Hoteliers had earlier quoted hefty rates of upto Rs 14,000 for a room night at a four-star hotel.

But they decided to revise the rates following the government’s request.

The association sent a revised tariff list to the tourism ministry on Thursday.

As per the list, the price of a four-star hotel is Rs 8,000 per room per night and Rs 5,500 per person for twin sharing.

Similarly, for three-star hotels, the proposed rate is Rs 6,000 per room per night and Rs 5,000 per person for twin sharing. For two-star hotels, the tariff has been proposed at Rs 5,000 per person and Rs 3,500 per person for twin sharing.

The hotel association has proposed Rs 4,000 per room per night for one-star properties and Rs 2,500 per night per person for twin sharing. Similarly, the price for tourist-standard hotels has been quoted at Rs 3,000 per person and Rs 2,000 per person for twin sharing. The association has not released rates for five-star properties. All prices are inclusive of service tax and other taxes.

Hotels will provide food and snacks four times a day. The packages also include packaged water, tea, coffee and facilities such as WiFi and TV. Shah said that they have proposed providing hotels in Nagarkot, Dhulikhel, Chitwan, Pokhara and Bhairahawa under the first phase.

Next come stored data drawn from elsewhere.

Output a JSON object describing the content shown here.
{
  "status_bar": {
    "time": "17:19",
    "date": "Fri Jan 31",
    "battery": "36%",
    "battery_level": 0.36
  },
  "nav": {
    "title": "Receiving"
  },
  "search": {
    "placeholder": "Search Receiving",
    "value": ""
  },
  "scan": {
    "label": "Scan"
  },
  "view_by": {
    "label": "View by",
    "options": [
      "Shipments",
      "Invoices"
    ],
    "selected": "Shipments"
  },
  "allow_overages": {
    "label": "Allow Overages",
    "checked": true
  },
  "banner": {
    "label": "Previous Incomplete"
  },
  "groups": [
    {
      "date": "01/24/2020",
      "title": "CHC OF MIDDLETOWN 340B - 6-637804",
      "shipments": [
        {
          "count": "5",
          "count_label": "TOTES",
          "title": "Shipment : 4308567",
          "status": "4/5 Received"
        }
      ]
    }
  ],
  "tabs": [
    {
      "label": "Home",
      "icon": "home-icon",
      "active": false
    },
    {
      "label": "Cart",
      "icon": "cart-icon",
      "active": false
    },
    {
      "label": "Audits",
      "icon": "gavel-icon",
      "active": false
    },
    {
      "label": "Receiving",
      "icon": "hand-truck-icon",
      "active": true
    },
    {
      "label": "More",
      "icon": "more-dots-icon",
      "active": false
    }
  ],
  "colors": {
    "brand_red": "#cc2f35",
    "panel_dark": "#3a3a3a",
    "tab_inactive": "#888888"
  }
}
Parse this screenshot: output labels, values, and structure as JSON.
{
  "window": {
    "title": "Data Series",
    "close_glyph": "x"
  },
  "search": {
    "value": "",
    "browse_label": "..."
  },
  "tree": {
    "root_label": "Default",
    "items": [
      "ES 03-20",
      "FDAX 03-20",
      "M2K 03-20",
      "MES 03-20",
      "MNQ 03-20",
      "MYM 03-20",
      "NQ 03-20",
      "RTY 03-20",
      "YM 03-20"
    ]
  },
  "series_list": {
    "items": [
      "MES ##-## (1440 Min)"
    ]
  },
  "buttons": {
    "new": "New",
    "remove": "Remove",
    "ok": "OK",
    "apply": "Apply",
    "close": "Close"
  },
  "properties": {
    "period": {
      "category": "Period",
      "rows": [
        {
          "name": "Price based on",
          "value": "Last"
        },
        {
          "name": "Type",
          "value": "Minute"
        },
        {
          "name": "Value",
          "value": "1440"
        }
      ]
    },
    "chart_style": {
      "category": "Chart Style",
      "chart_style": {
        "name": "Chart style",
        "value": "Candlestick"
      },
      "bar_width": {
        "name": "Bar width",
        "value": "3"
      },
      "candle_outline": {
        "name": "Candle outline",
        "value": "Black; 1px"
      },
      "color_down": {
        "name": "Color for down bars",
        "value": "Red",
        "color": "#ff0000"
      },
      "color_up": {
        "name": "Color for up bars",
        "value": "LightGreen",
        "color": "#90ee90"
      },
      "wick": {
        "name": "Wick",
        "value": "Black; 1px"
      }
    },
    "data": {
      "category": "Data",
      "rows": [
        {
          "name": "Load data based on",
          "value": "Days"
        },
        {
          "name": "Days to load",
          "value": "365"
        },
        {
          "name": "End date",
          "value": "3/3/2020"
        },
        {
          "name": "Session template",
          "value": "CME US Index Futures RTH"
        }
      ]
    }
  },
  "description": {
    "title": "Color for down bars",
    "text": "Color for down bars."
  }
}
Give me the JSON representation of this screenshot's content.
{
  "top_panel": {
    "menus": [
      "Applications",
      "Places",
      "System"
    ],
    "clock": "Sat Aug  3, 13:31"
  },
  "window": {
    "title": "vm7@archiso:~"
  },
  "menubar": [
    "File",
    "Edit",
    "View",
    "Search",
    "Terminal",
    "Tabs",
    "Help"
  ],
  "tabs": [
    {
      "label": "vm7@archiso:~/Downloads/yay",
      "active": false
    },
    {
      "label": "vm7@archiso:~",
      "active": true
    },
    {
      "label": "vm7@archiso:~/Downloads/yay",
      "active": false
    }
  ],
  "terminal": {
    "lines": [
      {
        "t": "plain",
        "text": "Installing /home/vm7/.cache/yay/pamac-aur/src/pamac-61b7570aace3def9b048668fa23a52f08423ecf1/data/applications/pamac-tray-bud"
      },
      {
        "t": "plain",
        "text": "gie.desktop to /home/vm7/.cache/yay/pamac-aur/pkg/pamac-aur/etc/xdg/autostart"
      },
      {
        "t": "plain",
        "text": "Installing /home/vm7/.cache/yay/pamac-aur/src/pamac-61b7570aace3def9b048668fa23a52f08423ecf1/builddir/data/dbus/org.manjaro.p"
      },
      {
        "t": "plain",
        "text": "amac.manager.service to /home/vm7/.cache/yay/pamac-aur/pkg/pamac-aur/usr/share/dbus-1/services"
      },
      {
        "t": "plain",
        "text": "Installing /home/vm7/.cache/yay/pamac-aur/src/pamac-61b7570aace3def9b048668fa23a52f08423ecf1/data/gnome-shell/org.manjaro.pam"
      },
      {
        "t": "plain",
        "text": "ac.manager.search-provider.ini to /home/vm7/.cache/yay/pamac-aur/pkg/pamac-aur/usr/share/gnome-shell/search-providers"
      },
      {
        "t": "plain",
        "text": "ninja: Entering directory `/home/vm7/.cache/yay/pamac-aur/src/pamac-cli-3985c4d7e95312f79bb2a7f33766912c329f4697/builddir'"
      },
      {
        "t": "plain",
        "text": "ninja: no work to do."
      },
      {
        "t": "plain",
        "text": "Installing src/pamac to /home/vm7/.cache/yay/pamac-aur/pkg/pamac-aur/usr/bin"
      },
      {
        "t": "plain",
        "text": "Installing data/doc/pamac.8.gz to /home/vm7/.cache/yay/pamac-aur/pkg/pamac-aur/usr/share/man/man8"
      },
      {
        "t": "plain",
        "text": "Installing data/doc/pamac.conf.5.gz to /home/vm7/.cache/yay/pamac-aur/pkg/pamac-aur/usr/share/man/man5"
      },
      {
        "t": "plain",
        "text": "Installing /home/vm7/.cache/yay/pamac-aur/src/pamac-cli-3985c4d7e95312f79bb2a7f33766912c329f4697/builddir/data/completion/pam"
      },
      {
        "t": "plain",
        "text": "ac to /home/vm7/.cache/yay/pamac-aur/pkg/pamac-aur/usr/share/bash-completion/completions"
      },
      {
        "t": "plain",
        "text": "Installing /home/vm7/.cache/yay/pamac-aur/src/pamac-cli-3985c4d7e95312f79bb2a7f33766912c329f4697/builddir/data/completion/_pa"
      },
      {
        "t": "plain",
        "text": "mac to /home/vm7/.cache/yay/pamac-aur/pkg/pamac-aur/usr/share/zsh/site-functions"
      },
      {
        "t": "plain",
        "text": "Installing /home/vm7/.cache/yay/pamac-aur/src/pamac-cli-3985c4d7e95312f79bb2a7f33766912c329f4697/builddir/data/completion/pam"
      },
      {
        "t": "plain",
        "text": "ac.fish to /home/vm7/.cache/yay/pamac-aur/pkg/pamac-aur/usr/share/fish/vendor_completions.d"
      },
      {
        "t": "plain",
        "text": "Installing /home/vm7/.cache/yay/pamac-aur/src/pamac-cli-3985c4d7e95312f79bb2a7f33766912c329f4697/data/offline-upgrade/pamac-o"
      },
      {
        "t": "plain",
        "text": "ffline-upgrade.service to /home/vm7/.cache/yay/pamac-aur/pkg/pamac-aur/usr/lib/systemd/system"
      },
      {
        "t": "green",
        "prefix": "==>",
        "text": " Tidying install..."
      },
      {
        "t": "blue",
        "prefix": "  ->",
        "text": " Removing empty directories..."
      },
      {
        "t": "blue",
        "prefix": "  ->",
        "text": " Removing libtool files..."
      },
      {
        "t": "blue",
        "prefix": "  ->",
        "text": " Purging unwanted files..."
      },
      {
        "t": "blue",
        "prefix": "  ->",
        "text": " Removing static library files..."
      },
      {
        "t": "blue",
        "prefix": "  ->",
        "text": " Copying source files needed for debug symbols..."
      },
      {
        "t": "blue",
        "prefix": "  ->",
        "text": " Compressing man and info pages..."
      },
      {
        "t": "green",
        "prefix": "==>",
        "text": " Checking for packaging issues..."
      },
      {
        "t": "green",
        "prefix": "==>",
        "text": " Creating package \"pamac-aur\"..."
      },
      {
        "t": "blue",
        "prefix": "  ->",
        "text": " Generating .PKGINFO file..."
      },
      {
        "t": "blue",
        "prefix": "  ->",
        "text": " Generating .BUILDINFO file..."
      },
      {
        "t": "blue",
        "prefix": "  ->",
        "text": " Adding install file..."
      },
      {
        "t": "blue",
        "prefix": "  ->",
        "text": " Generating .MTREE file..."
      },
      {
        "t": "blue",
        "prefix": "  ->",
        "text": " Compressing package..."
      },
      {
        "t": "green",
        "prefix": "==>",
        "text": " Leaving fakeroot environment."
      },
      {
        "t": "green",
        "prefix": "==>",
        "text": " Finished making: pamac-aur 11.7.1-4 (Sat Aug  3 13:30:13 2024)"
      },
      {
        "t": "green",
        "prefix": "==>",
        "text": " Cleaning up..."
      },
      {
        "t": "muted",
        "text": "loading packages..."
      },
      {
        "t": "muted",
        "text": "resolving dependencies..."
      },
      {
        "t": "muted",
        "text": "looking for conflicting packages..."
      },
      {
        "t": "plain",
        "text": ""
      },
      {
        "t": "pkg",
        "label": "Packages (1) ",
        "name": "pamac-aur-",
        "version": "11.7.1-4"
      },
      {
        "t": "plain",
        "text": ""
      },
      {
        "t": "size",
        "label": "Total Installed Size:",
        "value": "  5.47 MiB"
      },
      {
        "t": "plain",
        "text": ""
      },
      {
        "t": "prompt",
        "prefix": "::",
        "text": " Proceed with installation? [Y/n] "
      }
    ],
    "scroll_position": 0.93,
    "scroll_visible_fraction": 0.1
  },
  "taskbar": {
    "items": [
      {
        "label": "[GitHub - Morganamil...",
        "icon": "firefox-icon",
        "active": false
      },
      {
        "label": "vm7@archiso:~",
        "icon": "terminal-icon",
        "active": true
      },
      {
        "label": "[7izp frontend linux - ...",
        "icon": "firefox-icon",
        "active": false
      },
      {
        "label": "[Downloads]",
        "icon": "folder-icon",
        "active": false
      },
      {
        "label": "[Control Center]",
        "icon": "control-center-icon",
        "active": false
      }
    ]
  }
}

According to industry insiders, hundreds of evacuees will be kept in hotels for at least 14 days. According to Shah, hotel workers will have to work for at least seven days and they would be required to remain in quarantine for the next seven days, as per the operational guidelines.

In countries such as the US, UK, Spain and India, all of which are bracing for surges in Covid-19 patients, governments have been working with hotels to transform their buildings into makeshift care facilities or quarantine centers.

On April 17, Nepal's Supreme Court had ordered the government to repatriate vulnerable migrant workers stranded abroad during the coronavirus crisis after the country barred its own citizens from returning home.

Up to 2.6 million Nepali migrants are estimated to be working in the Gulf, Malaysia and Korea and labour rights activists say many have lost their jobs due to coronavirus lockdowns in those countries.

The government banned them from returning home for fear they could spread the virus in a country that has so far registered 2,912 cases and 11 deaths.

Nepal’s labour migration sector grapples with its biggest crisis ever, with nearly one million Nepali migrant workers likely to return home in the near future, according to the government estimate.

The global Covid-19 pandemic has taken away Nepali migrant workers’ jobs in the Persian Gulf and Malaysia—Nepal’s top labour destination countries—making them live penniless and forcing them to wait for the government to take them home.

“Nearly 25 percent of the estimated 3 million Nepali workers abroad are likely to return home,” said Sujit Kumar Shreshta, general secretary of the Nepal Association of Foreign Employment Agencies, a grouping of agencies outsourcing workers abroad, recently told the Post.

He said there are two reasons why such a large number of workers are likely to return home. First, “about 60 percent of Nepali workers who migrated two years ago are likely to return because their work tenure is over.” Second, “a large number of workers will return after losing their jobs to the pandemic.